Given the successful launch, LaunchPad plans to extend the internship program to all 64 participating schools next year—12 of them in Texas. This will allow UT institutions in the LaunchPad network to access the program, providing their students with job training and exposure to top companies.
“We’re starting the information-awareness process and getting the word out there through the schools,” Pally said. “Most of the recruiting will start in January.”
‘Texas is one of our biggest investments.’
Pally sees the new internship program as another opportunity to leverage Blackstone’s intellectual capital and business network to increase economic opportunity, career mobility, and access to quality jobs for people starting out and looking to advance, Pally says. In Dallas-Fort Worth that’s a large opportunity as the program expands: Blackstone has some 20 portfolio companies with approximately 1,400 to 1,500 employees.
“As we grow our investment presence in North Texas, the foundation’s programs can support the community and add value,” said Pally. “We’ll be partnering with some of those portfolio companies to offer LaunchPad students internship opportunities that can hopefully turn into jobs.”

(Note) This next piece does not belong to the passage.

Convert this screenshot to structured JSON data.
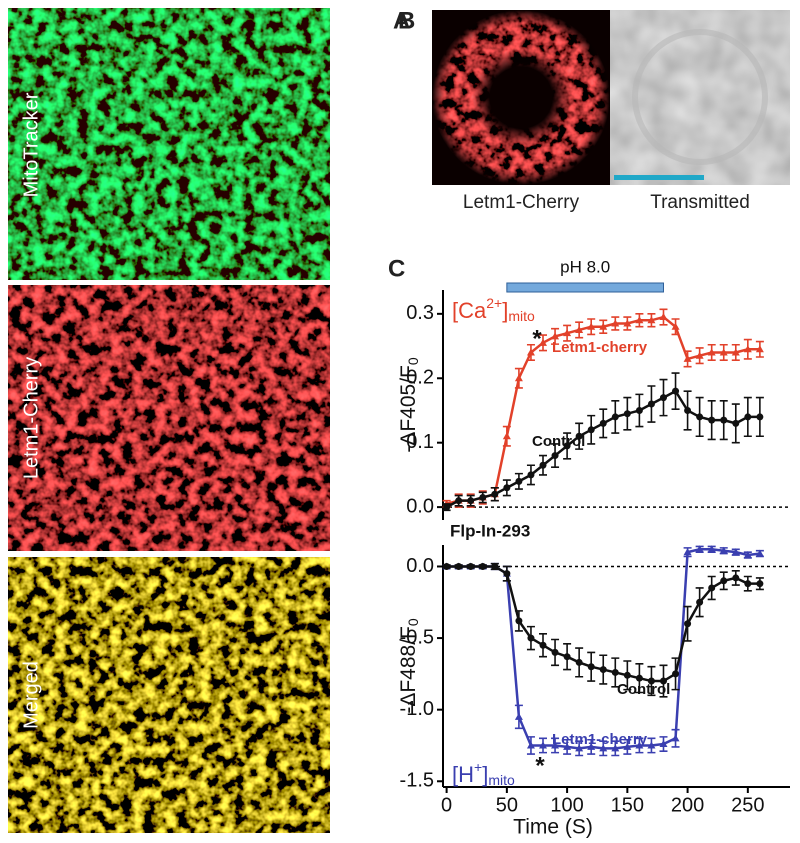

To date, the foundation has invested over $8.5 million in Texas schools, including $6.3 million directed to UT Dallas, Pally says, adding, “Texas is one of our biggest investments.”
New York-based Pally and LaunchPad program director Rachel D. Latimore works closely with UT Dallas’ Leon Jacobson, LaunchPad’s campus director at the university, and Chris Bhatti, associate dean, assistant vice president, and faculty at UTD.
Pally, who previously served as executive vice president at the Clinton Foundation and held roles at Bloomberg Philanthropies and the U.S. State Department, convened LaunchPad campus directors in Dallas this week for their annual conference coinciding with the Global Consortium of Entrepreneurship Centers (GCEC) event hosted by UTD.
The gathering offers an “honest environment” for directors to share challenges and successes, Pally says. Part think tank, part support network for the directors, peer learning helps them replicate best practices or avoid repeating mistakes. “You can hear from a colleague in a different state or city who’s trying something that resonates, and you can go and replicate it on your own campus,” Pally said.
“When you think you’ve heard it all because we’ve been in 75 schools, somebody comes up with a unique, really awesome idea,” she said about the energy of peer learning between campuses.
They also strategize how to navigate campus bureaucracies and fundraising hurdles together.
Dallas synergy
In Dallas, Pally says, the LaunchPad program aligns with Dallas’ blend of entrepreneurship and business. “There’s a synergy here in the Dallas community, the business community, the academic community — it’s ahead of where we’re getting to, in some ways,” the executive director said.
“Entrepreneurship skills are the key to a successful career, no matter what that career looks like,” Pally said. “The appreciation of those skill sets has made the program’s progress easy throughout Texas, but especially in the Dallas area. Quite remarkable.”
The story was updated on Oct. 21, 2023, at 10:26 a.m. with photos of UT Dallas’ Blackstone Launchpad facility and students.